それから、ジャパニーズ・ドラゴン、タカギだけど、今日は俺との前哨戦じゃなくてガッカリしたか!? 俺は最初から前哨戦なんて必要ないけどな。お前はギブアップで俺に負けてるし、お前の手の内はもうすべてわかってる。準備することは何もない。前哨戦をやったって、お前は俺の何も暴けないさ。とうとうこの俺がトップの座に立つときが来たな。あと、タカギのコメントを読んだけど、違うIWGPのベルトがどうのこうのって文句を言ってたな。オスプレイはアメリカであの“バッタもん”のベルトを振りかざしていろいろやってるし、“カズちゃん”の狙いはなんなんだ!? オカダは記憶喪失にでもなったのか!? 4代目のIWGPヘビー級のベルトを持ってバカみたいに何をやってんだ!? タカギ、あんなバカたちのことは放っておけよ!
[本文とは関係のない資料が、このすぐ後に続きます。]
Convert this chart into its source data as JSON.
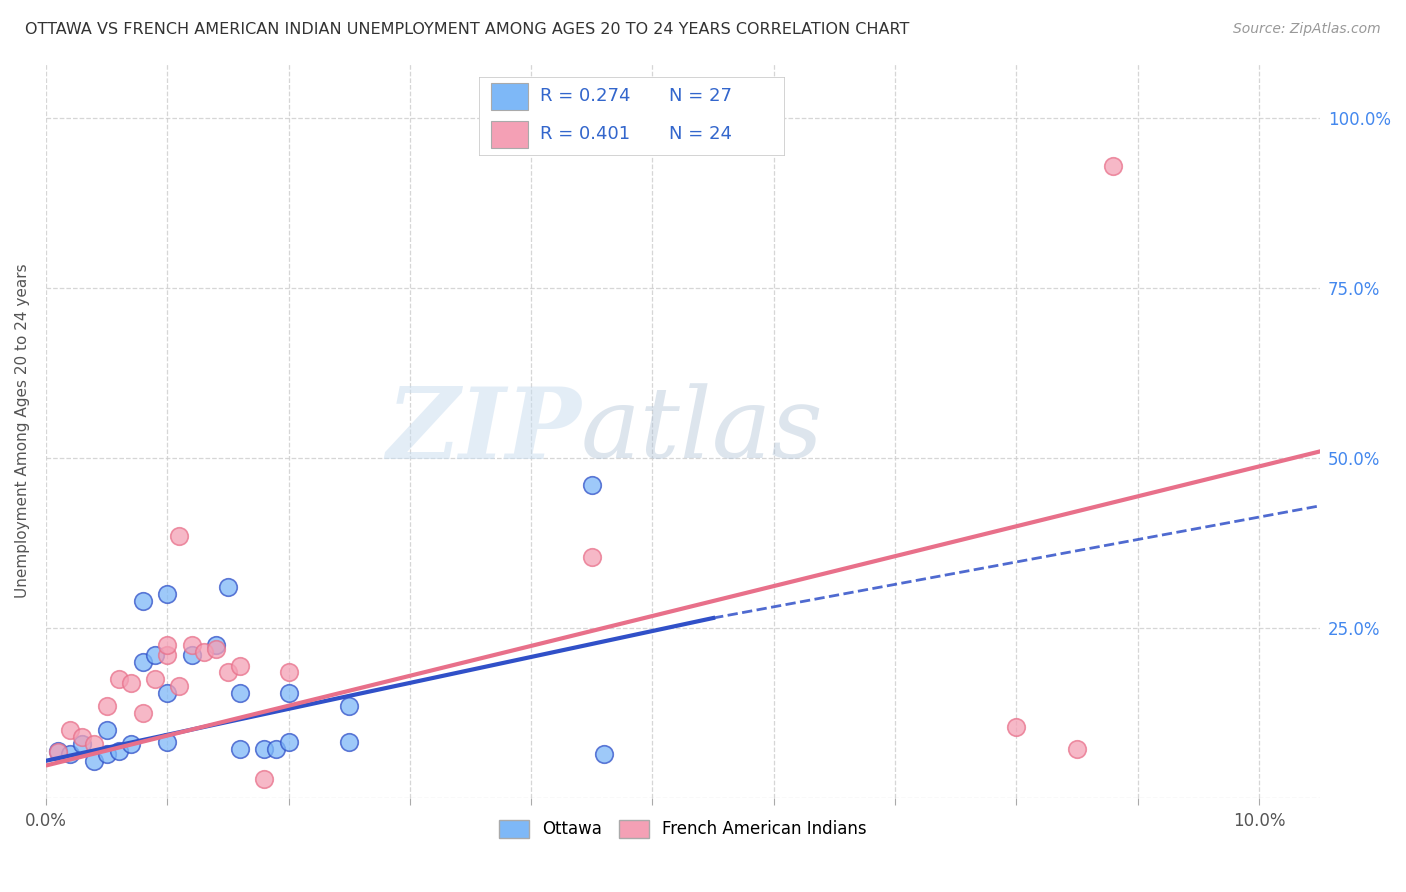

もし、ここに来てボブ・サップが2代目のIWGPヘビー級ベルトを持って登場したとしても、相手にするな! お前は俺とのタイトルマッチだけに集中してればいい! 筋肉は隆々だが、脳ミソは空っぽのようだな! “ランペイジ・ドラゴン”!? “D○○K HEAD DRAGON”だろ! あんな偽物のベルトを振り回してるヤツらには構うな。このZSJに全て任せておけ! 『WRESTLE KINGDOM』3連戦も迫ってきたことだ。『POWER STRUGGLE』で俺がIWGP世界ヘビー級王座を戴冠し、この“ソイボーイ・テッカーズ”がベルト問題にキチッとケリをつけてやる。じゃーな!」

出典:新日本プロレス

あんな偽物のベルトを振り回してるヤツらには構うな。オレを見ろ。オレがベルト問題にケリを付けてやる。

ジェイ・ホワイトもウィル・オスプレイもいない。その中で、ザック・セイバーJr.がいてくれて本当によかったと心から思っている。